MacDonald se reporta à son carnet…
– Nous l'avons tel qu'il nous a été donné. On ne paraît pas avoir observé particulièrement notre homme, mais enfin le portier, l'employé de la réception et la femme de chambre sont d'accord sur les points suivants: il ne mesure pas loin d'un mètre quatre-vingts, il est âgé de cinquante-cinq ans environ, il a des cheveux légèrement grisonnants, il porte une moustache non moins grisonnante, il a le nez busqué et un visage que tous m'ont dépeint comme farouche et peu engageant.

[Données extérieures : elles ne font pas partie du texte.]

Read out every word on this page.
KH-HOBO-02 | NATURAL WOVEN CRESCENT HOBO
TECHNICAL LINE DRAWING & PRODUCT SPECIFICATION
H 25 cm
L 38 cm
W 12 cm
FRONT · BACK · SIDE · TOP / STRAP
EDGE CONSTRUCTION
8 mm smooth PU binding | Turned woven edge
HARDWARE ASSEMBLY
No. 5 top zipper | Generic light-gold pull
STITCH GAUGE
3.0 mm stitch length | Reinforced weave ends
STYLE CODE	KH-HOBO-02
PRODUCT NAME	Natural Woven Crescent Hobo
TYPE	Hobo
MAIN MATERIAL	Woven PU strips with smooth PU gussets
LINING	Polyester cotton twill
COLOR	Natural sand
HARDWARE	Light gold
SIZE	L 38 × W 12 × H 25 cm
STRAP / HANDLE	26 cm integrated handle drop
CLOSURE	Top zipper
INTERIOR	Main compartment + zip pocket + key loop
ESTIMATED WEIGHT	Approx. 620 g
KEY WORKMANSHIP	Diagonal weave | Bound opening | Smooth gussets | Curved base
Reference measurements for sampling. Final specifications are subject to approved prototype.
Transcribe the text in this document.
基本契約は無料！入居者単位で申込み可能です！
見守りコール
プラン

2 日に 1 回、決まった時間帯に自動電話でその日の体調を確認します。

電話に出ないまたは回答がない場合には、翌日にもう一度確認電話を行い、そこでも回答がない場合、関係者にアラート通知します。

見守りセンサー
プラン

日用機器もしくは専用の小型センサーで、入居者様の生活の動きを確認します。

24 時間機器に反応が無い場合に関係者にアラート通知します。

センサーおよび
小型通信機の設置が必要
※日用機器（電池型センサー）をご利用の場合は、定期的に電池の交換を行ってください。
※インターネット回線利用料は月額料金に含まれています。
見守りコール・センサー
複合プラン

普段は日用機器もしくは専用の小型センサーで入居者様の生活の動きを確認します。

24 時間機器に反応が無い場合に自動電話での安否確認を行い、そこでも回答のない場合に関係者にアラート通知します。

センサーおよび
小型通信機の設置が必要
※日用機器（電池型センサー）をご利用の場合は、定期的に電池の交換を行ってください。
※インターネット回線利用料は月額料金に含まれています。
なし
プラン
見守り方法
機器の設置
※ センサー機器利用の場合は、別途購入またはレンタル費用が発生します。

– Ma foi, à l'exception de ce dernier trait, on jurerait une description de Douglas lui-même! dit Holmes. Il a un peu plus de cinquante ans, des cheveux poivre et sel, une moustache grisonnante, et il est approximativement de la même taille. Avez-vous quelque chose d'autre?
– Il était habillé d'un gros costume gris, d'un pardessus jaune et court, et il était coiffé d'un chapeau mou.
– Rien sur le fusil?
– Un fusil de soixante-cinq centimètres de long pouvait parfaitement tenir dans sa valise et être dissimulé sous le pardessus.
– Et- comment situez-vous ces informations dans le cadre général de l'affaire?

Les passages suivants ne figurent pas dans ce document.